A German scientist has echoed the warnings of the film The Day After Tomorrow, finding that a major oceanic circulation system is becoming more unstable – with concerning implications for the climate.
A study published in Nature Climate Change observes that the Atlantic Meridional Overturning Circulation (AMOC) – a massive ocean current system that circulates through the Atlantic – may have been losing stability over the past century, due to the influx of melted freshwater into the ocean.
This is concerning because the AMOC is responsible for the Gulf Stream, a swift current that brings warm water masses from tropical regions to the northern hemisphere. Because it redistributes heat, this circulation system is not only responsible for creating mild temperatures across Europe but also influencing weather systems across the world.
“The Atlantic Meridional Overturning really is one of our planet’s key circulation systems,” says Niklas Boers, the study’s author from the Potsdam Institute for Climate Impact Research, Free University Berlin and Exeter University.
If it collapses, it could have impacts such as significantly cooling Europe and affecting tropical monsoon systems.
“We already know from some computer simulations and from data from Earth’s past, so-called paleoclimate proxy records, that the AMOC can exhibit – in addition to the currently attained strong mode – an alternative, substantially weaker mode of operation,” Boers says.
Other previous research has shown the AMOC is currently weaker than it has been in 1,000 years, but it’s unknown whether this means the system is unstable – and therefore close to a potentially irreversible tipping point to switch to a weaker regime.
Now, by studying sea-surface temperature and salinity patterns in the Atlantic, Boers found that the recent weakening of the AMOC is linked to a loss of stability.
“Most evidence suggests that the recent AMOC weakening is caused directly by the warming of the northern Atlantic Ocean,” he says.
But direct warming is unlikely to lead to this sudden transition; instead, it will more likely be driven by the inflow of a substantial amount of meltwater from ice sheets.
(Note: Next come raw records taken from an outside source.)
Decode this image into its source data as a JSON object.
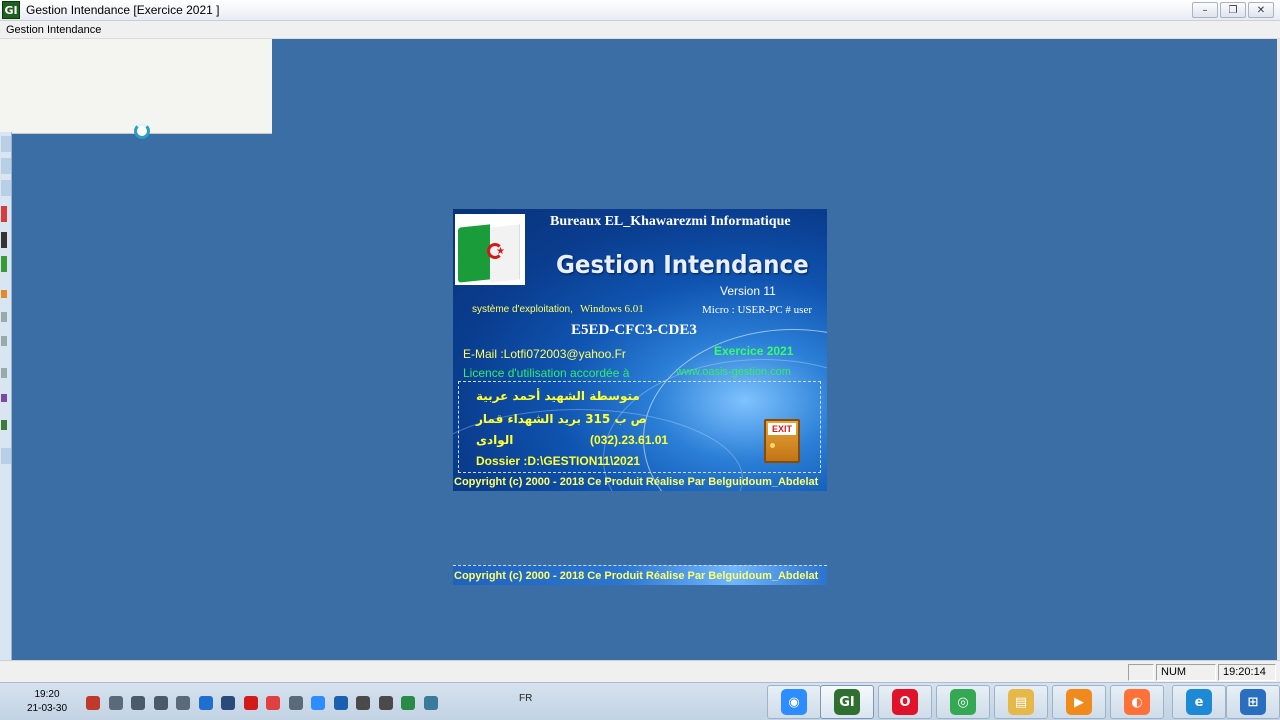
{
  "window": {
    "app_icon": "GI",
    "title": "Gestion Intendance [Exercice  2021 ]",
    "controls": [
      "minimize-icon",
      "restore-icon",
      "close-icon"
    ],
    "control_glyphs": [
      "–",
      "❐",
      "✕"
    ]
  },
  "menu": {
    "items": [
      "Gestion Intendance"
    ]
  },
  "splash": {
    "company": "Bureaux EL_Khawarezmi Informatique",
    "product": "Gestion Intendance",
    "version": "Version 11",
    "os_label": "système d'exploitation,",
    "os_value": "Windows 6.01",
    "micro": "Micro : USER-PC # user",
    "serial": "E5ED-CFC3-CDE3",
    "email": "E-Mail :Lotfi072003@yahoo.Fr",
    "exercice": "Exercice 2021",
    "licence": "Licence d'utilisation accordée à",
    "website": "www.oasis-gestion.com",
    "school": "متوسطة الشهيد أحمد عربية",
    "address": "ص ب 315 بريد الشهداء قمار",
    "city": "الوادى",
    "phone": "(032).23.61.01",
    "dossier": "Dossier :D:\\GESTION11\\2021",
    "copyright": "Copyright (c) 2000 - 2018 Ce Produit Réalise Par Belguidoum_Abdelat",
    "exit_label": "EXIT"
  },
  "copy_strip": {
    "text": "Copyright (c) 2000 - 2018 Ce Produit Réalise Par Belguidoum_Abdelat"
  },
  "statusbar": {
    "num": "NUM",
    "time": "19:20:14"
  },
  "taskbar": {
    "time": "19:20",
    "date": "21-03-30",
    "language": "FR",
    "tray_icons": [
      "tool-icon",
      "network-icon",
      "volume-icon",
      "signal-icon",
      "printer-icon",
      "teamviewer-icon",
      "monitor-icon",
      "opera-tray-icon",
      "anydesk-icon",
      "usb-icon",
      "zoom-tray-icon",
      "bluetooth-icon",
      "scissors-icon",
      "printer2-icon",
      "security-icon",
      "ccleaner-icon"
    ],
    "pinned": [
      {
        "name": "zoom",
        "glyph": "◉",
        "color": "#2d8cff"
      },
      {
        "name": "gestion-intendance",
        "glyph": "GI",
        "color": "#2f6f2f"
      },
      {
        "name": "opera",
        "glyph": "O",
        "color": "#e0132b"
      },
      {
        "name": "chrome",
        "glyph": "◎",
        "color": "#34a853"
      },
      {
        "name": "file-explorer",
        "glyph": "▤",
        "color": "#e6b84a"
      },
      {
        "name": "media-player",
        "glyph": "▶",
        "color": "#f08a1c"
      },
      {
        "name": "firefox",
        "glyph": "◐",
        "color": "#ff7139"
      },
      {
        "name": "internet-explorer",
        "glyph": "e",
        "color": "#1e8ad6"
      },
      {
        "name": "start",
        "glyph": "⊞",
        "color": "#2a6ec0"
      }
    ]
  }
}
Not only does meltwater cause sea level rise, it also influences ocean currents – freshwater is lighter than seawater and so influences the way the water sinks and rises from great depths.
“We’ve known for several decades that climate change and the melting of the Greenland ice sheets could push the system into a new regime,” explains Matthew England, a physical oceanographer and climate scientist from the University of New South Wales.
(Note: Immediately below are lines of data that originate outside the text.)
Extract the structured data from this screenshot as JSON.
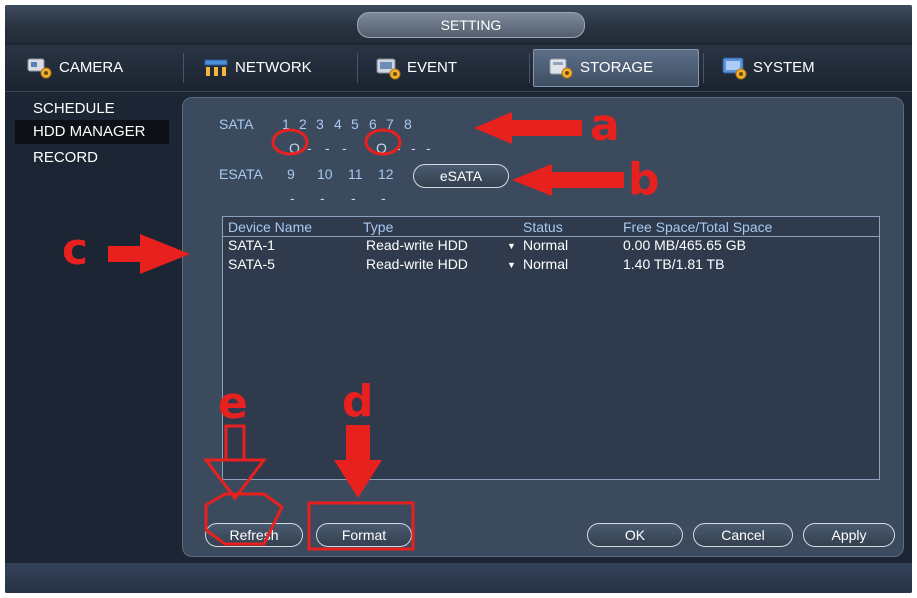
{
  "window": {
    "title": "SETTING"
  },
  "tabs": [
    {
      "label": "CAMERA",
      "icon": "camera-gear-icon"
    },
    {
      "label": "NETWORK",
      "icon": "network-icon"
    },
    {
      "label": "EVENT",
      "icon": "event-icon"
    },
    {
      "label": "STORAGE",
      "icon": "storage-gear-icon",
      "active": true
    },
    {
      "label": "SYSTEM",
      "icon": "system-monitor-icon"
    }
  ],
  "sidebar": {
    "items": [
      {
        "label": "SCHEDULE"
      },
      {
        "label": "HDD MANAGER",
        "active": true
      },
      {
        "label": "RECORD"
      }
    ]
  },
  "sata": {
    "label": "SATA",
    "ports": [
      "1",
      "2",
      "3",
      "4",
      "5",
      "6",
      "7",
      "8"
    ],
    "states": [
      "O",
      "-",
      "-",
      "-",
      "O",
      "-",
      "-",
      "-"
    ]
  },
  "esata": {
    "label": "ESATA",
    "ports": [
      "9",
      "10",
      "11",
      "12"
    ],
    "states": [
      "-",
      "-",
      "-",
      "-"
    ],
    "button_label": "eSATA"
  },
  "table": {
    "columns": [
      "Device Name",
      "Type",
      "Status",
      "Free Space/Total Space"
    ],
    "rows": [
      {
        "device": "SATA-1",
        "type": "Read-write HDD",
        "status": "Normal",
        "space": "0.00 MB/465.65 GB"
      },
      {
        "device": "SATA-5",
        "type": "Read-write HDD",
        "status": "Normal",
        "space": "1.40 TB/1.81 TB"
      }
    ]
  },
  "buttons": {
    "refresh": "Refresh",
    "format": "Format",
    "ok": "OK",
    "cancel": "Cancel",
    "apply": "Apply"
  },
  "annotations": {
    "a": "a",
    "b": "b",
    "c": "c",
    "d": "d",
    "e": "e"
  },
  "colors": {
    "annotation": "#e8201e",
    "label_blue": "#a9c9f0",
    "panel": "#3c4a5d"
  }
}
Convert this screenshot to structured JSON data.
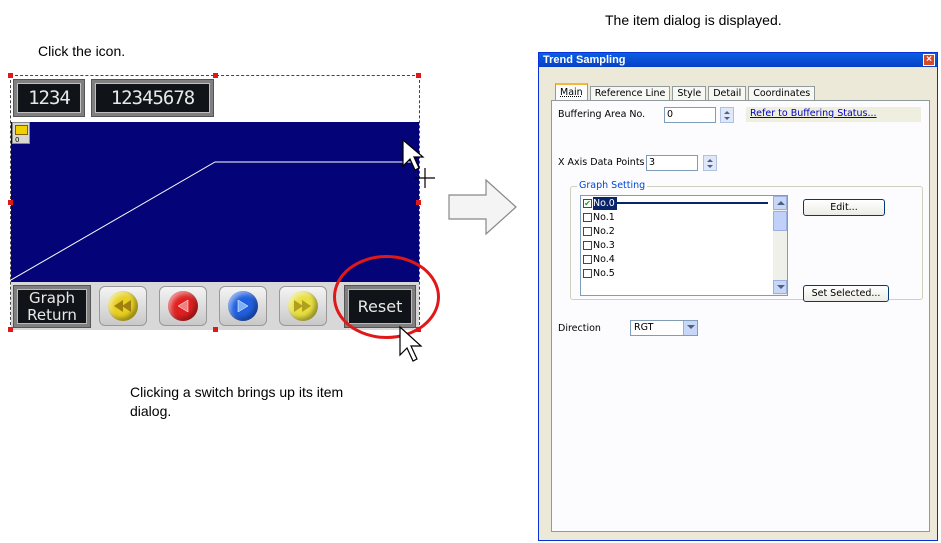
{
  "captions": {
    "click_icon": "Click the icon.",
    "dialog_displayed": "The item dialog is displayed.",
    "switch_note": "Clicking a switch brings up its item dialog."
  },
  "editor": {
    "num_display_1": "1234",
    "num_display_2": "12345678",
    "trend_icon_number": "0",
    "switches": {
      "graph_return": "Graph Return",
      "reset": "Reset"
    },
    "switch_icons": [
      "fast-rewind-icon",
      "rewind-icon",
      "forward-icon",
      "fast-forward-icon"
    ],
    "colors": {
      "graph_bg": "#040478",
      "highlight": "#e01818"
    }
  },
  "dialog": {
    "title": "Trend Sampling",
    "tabs": [
      "Main",
      "Reference Line",
      "Style",
      "Detail",
      "Coordinates"
    ],
    "active_tab": "Main",
    "buffering_area_label": "Buffering Area No.",
    "buffering_area_value": "0",
    "refer_link": "Refer to Buffering Status...",
    "x_axis_label": "X Axis Data Points",
    "x_axis_value": "3",
    "graph_setting_label": "Graph Setting",
    "graph_items": [
      {
        "label": "No.0",
        "checked": true,
        "selected": true
      },
      {
        "label": "No.1",
        "checked": false,
        "selected": false
      },
      {
        "label": "No.2",
        "checked": false,
        "selected": false
      },
      {
        "label": "No.3",
        "checked": false,
        "selected": false
      },
      {
        "label": "No.4",
        "checked": false,
        "selected": false
      },
      {
        "label": "No.5",
        "checked": false,
        "selected": false
      }
    ],
    "edit_button": "Edit...",
    "set_selected_button": "Set Selected...",
    "direction_label": "Direction",
    "direction_value": "RGT"
  }
}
England, who was not involved in this study, confirms that this is important work.
“It identifies early warning signs of a collapse of the AMOC, and unfortunately the evidence is that we are close to a point of critical transition in the system. This shows how much we are perturbing Earth’s climate system with ongoing emissions of greenhouse gases.”
Boers says that his results are surprising: “I wouldn’t have expected that the excessive amounts of freshwater added in the course of the last century would already produce such a response in the overturning circulation.
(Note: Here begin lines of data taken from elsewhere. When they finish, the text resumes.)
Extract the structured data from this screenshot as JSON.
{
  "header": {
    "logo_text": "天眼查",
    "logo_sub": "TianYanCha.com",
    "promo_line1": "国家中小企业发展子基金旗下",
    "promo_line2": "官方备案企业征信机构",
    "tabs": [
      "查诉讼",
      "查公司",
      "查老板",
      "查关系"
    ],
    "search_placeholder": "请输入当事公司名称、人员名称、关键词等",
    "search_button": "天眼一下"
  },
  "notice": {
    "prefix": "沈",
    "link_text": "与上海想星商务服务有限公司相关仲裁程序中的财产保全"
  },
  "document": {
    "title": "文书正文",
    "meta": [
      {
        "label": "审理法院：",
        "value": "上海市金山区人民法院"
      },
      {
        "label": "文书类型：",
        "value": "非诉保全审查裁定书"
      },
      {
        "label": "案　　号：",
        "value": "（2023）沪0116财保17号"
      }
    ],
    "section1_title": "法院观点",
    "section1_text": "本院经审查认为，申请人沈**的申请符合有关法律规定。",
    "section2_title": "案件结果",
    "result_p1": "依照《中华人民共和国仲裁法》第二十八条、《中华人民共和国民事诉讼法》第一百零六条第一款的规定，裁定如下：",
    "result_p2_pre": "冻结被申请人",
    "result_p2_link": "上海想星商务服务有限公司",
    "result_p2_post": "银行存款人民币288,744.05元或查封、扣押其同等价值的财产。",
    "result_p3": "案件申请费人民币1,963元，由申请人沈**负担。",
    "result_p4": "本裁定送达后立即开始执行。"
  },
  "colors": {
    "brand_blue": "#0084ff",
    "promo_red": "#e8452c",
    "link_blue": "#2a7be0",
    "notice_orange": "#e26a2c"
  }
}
“We urgently need to reconcile our models with the presented observational evidence to assess how far from or how close to its critical threshold the AMOC really is.”
England notes that Southern Hemisphere may also be affected: “There are similar overturning circulations around the Antarctic continent, and once again, with land-ice melt those overturning circulations could shut down under global warming. In fact, there is already evidence that this may be starting to happen.”
This is, he warns, yet another “wake-up call that we need to address ongoing greenhouse gas emissions”.